Question

How do you find the velocity and position vectors if you are given that the acceleration vector is `a(t)= (-4 cos (-2t))i + (-4sin (-2t))j + (-2t)k` and the initial velocity is `v(0)=i+k` and the initial position vector is `r(0)= i+j+k`?

Answer 1

First, note that `cos(-2t)=cos(2t)` and `sin(-2t)=-sin(2t)` since cosine is an even function and sine is an odd function.
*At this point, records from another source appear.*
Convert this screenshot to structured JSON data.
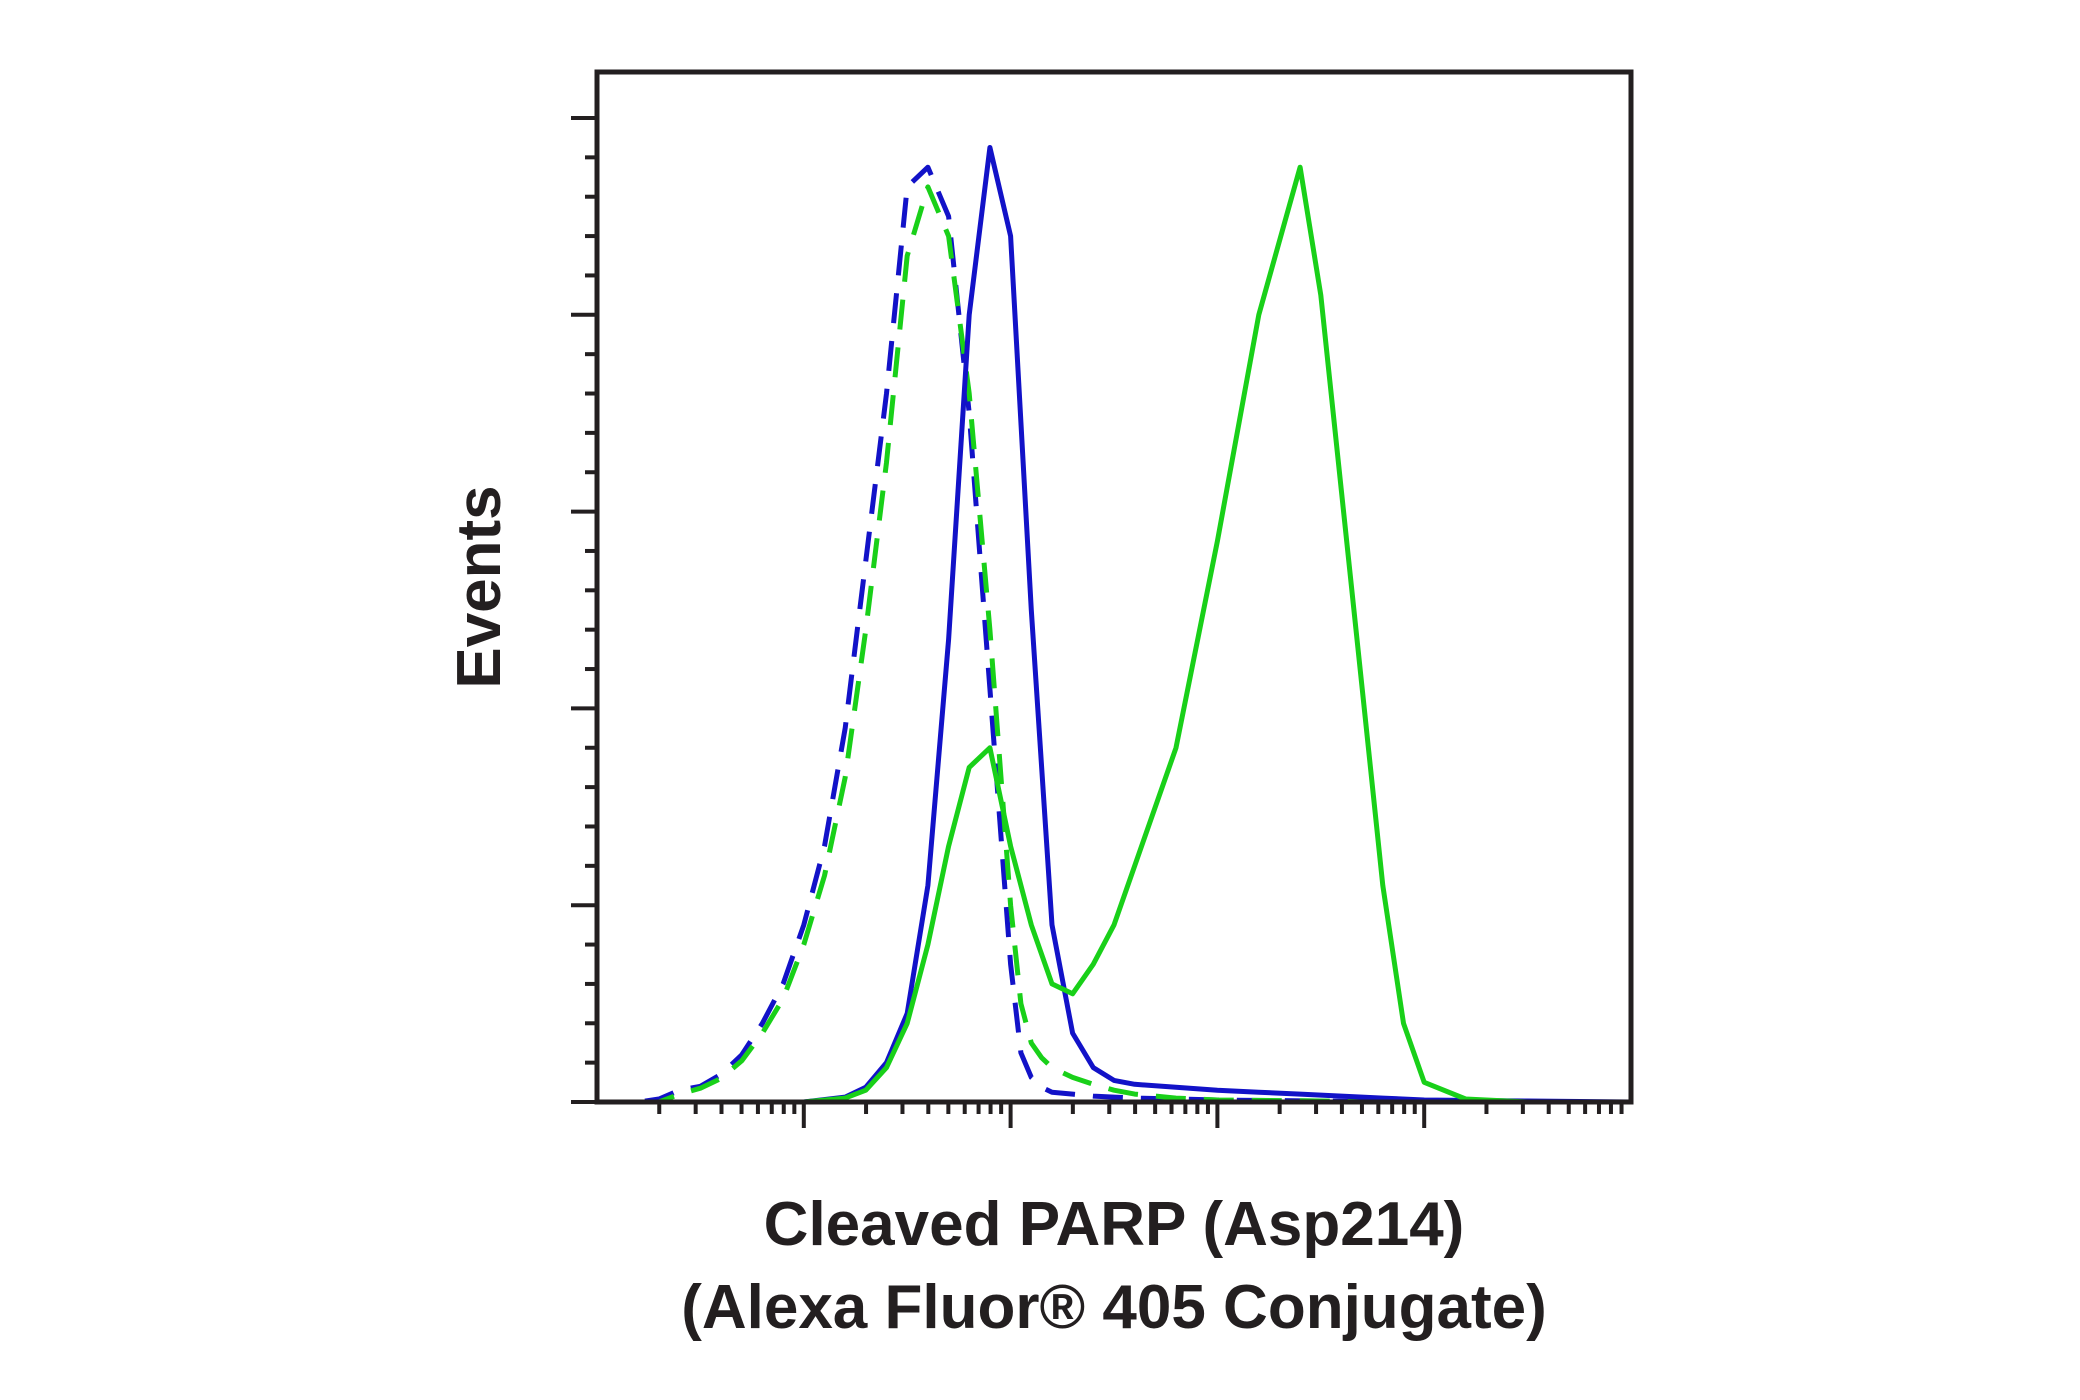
{
  "chart_data": {
    "type": "line",
    "title": "",
    "xlabel_line1": "Cleaved PARP (Asp214)",
    "xlabel_line2": "(Alexa Fluor® 405 Conjugate)",
    "ylabel": "Events",
    "x_scale": "log",
    "xlim": [
      0,
      5
    ],
    "ylim": [
      0,
      100
    ],
    "tick_labels_shown": false,
    "grid": false,
    "legend": "none",
    "x_major_ticks": [
      1,
      2,
      3,
      4
    ],
    "y_major_ticks": [
      0,
      20,
      40,
      60,
      80,
      100
    ],
    "series": [
      {
        "color": "#1212c8",
        "style": "dashed",
        "x": [
          0,
          0.1,
          0.2,
          0.3,
          0.4,
          0.5,
          0.6,
          0.7,
          0.8,
          0.9,
          1.0,
          1.1,
          1.2,
          1.3,
          1.4,
          1.5,
          1.6,
          1.7,
          1.8,
          1.9,
          2.0,
          2.05,
          2.1,
          2.15,
          2.2,
          2.3,
          2.4,
          2.5,
          2.6,
          2.8,
          3.0,
          3.5,
          4.0,
          4.5,
          5.0
        ],
        "y": [
          0,
          0,
          0,
          0.3,
          1.2,
          1.6,
          2.8,
          4.8,
          8,
          12,
          18,
          26,
          38,
          55,
          72,
          93,
          95,
          90,
          70,
          42,
          14,
          5,
          2.5,
          1.5,
          1,
          0.8,
          0.6,
          0.5,
          0.4,
          0.3,
          0.2,
          0.1,
          0,
          0,
          0
        ]
      },
      {
        "color": "#19d019",
        "style": "dashed",
        "x": [
          0,
          0.1,
          0.2,
          0.3,
          0.4,
          0.5,
          0.6,
          0.7,
          0.8,
          0.9,
          1.0,
          1.1,
          1.2,
          1.3,
          1.4,
          1.5,
          1.6,
          1.7,
          1.8,
          1.9,
          2.0,
          2.05,
          2.1,
          2.15,
          2.2,
          2.3,
          2.4,
          2.5,
          2.6,
          2.8,
          3.0,
          3.5,
          4.0,
          4.5,
          5.0
        ],
        "y": [
          0,
          0,
          0,
          0,
          0.8,
          1.4,
          2.4,
          4.2,
          7,
          10.5,
          16,
          23,
          33,
          48,
          65,
          86,
          93,
          88,
          72,
          48,
          20,
          10,
          6,
          4.5,
          3.5,
          2.5,
          1.8,
          1.2,
          0.8,
          0.4,
          0.2,
          0.1,
          0,
          0,
          0
        ]
      },
      {
        "color": "#1212c8",
        "style": "solid",
        "x": [
          0,
          0.1,
          0.2,
          0.5,
          1.0,
          1.2,
          1.3,
          1.4,
          1.5,
          1.6,
          1.7,
          1.8,
          1.9,
          2.0,
          2.1,
          2.2,
          2.3,
          2.4,
          2.5,
          2.6,
          2.8,
          3.0,
          3.2,
          3.4,
          3.6,
          3.8,
          4.0,
          4.5,
          5.0
        ],
        "y": [
          0,
          0,
          0,
          0,
          0,
          0.5,
          1.5,
          4,
          9,
          22,
          47,
          80,
          97,
          88,
          50,
          18,
          7,
          3.5,
          2.2,
          1.8,
          1.5,
          1.2,
          1,
          0.8,
          0.6,
          0.4,
          0.2,
          0.1,
          0
        ]
      },
      {
        "color": "#19d019",
        "style": "solid",
        "x": [
          0,
          0.5,
          1.0,
          1.2,
          1.3,
          1.4,
          1.5,
          1.6,
          1.7,
          1.8,
          1.9,
          2.0,
          2.1,
          2.2,
          2.3,
          2.4,
          2.5,
          2.6,
          2.8,
          3.0,
          3.2,
          3.4,
          3.5,
          3.6,
          3.7,
          3.8,
          3.9,
          4.0,
          4.2,
          4.5,
          5.0
        ],
        "y": [
          0,
          0,
          0,
          0.4,
          1.2,
          3.5,
          8,
          16,
          26,
          34,
          36,
          26,
          18,
          12,
          11,
          14,
          18,
          24,
          36,
          57,
          80,
          95,
          82,
          62,
          42,
          22,
          8,
          2,
          0.3,
          0,
          0
        ]
      }
    ]
  }
}
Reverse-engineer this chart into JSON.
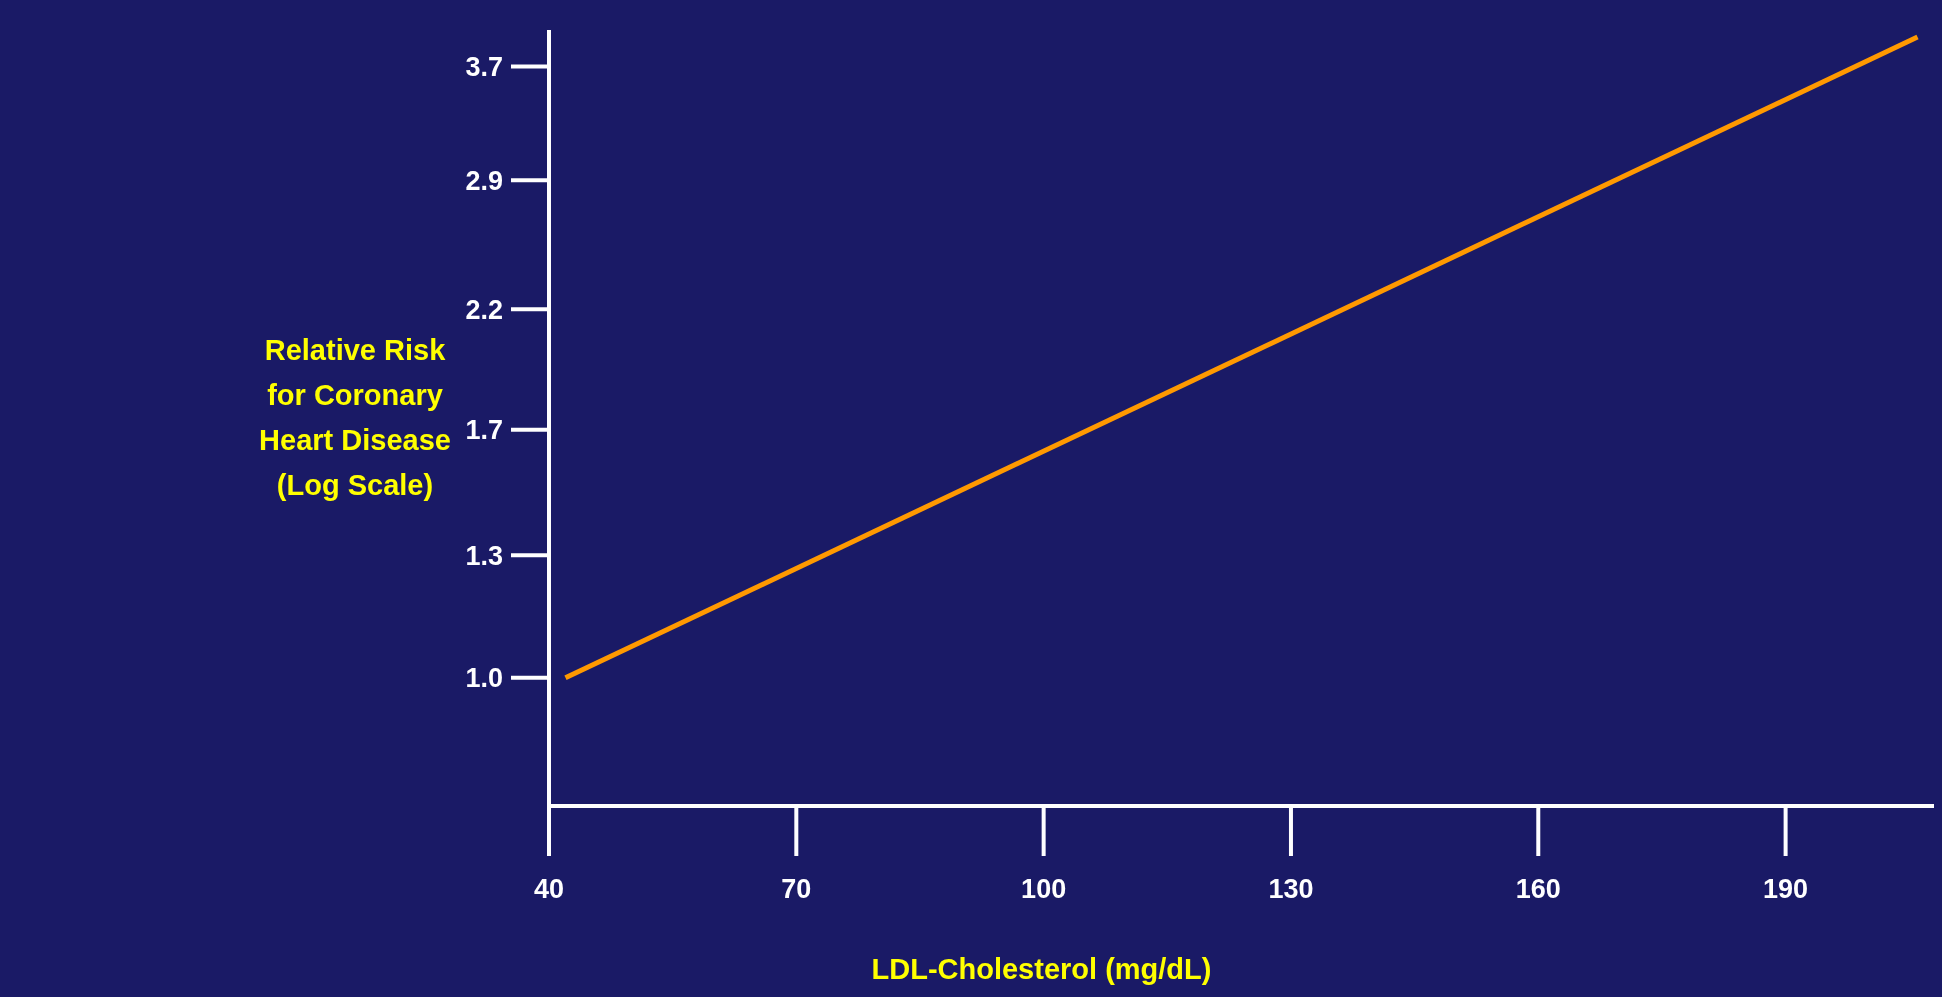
{
  "chart_data": {
    "type": "line",
    "xlabel": "LDL-Cholesterol (mg/dL)",
    "ylabel": "Relative Risk for Coronary Heart Disease (Log Scale)",
    "log": "y",
    "grid": false,
    "marker": "none",
    "line_style": "solid",
    "xlim": [
      40,
      208
    ],
    "xticks": [
      40,
      70,
      100,
      130,
      160,
      190
    ],
    "ylim": [
      0.76,
      4.0
    ],
    "yticks": [
      {
        "value": 1.0,
        "label": "1.0"
      },
      {
        "value": 1.3,
        "label": "1.3"
      },
      {
        "value": 1.7,
        "label": "1.7"
      },
      {
        "value": 2.2,
        "label": "2.2"
      },
      {
        "value": 2.9,
        "label": "2.9"
      },
      {
        "value": 3.7,
        "label": "3.7"
      }
    ],
    "series": [
      {
        "color": "#ff9900",
        "x": [
          42,
          206
        ],
        "values": [
          1.0,
          3.94
        ]
      }
    ]
  }
}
Now integrate to get `v(t)=-2sin(2t)i-2cos(2t)j-t^2k+\vec{c}`, where `\vec{c}` is a constant of integration. Since `v(0)=i+k` and since `sin(0)=0` and `cos(0)=1`, it follows that `\vec{c}=i+2j+k` so that `v(t)=(-2sin(2t)+1)i+(-2cos(2t)+2)j+(1-t^2)k`.

Now integrate again to get `r(t)=(cos(2t)+t)i+(-sin(2t)+2t)j+(t-\frac{1}{3}t^{3})k+\vec{c}`. Since `r(0)=i+j+k`, it follows that `\vec{c}=j+k` so that `r(t)=(cos(2t)+t)i+(-sin(2t)+2t+1)j+(t-\frac{1}{3}t^{3}+1)k`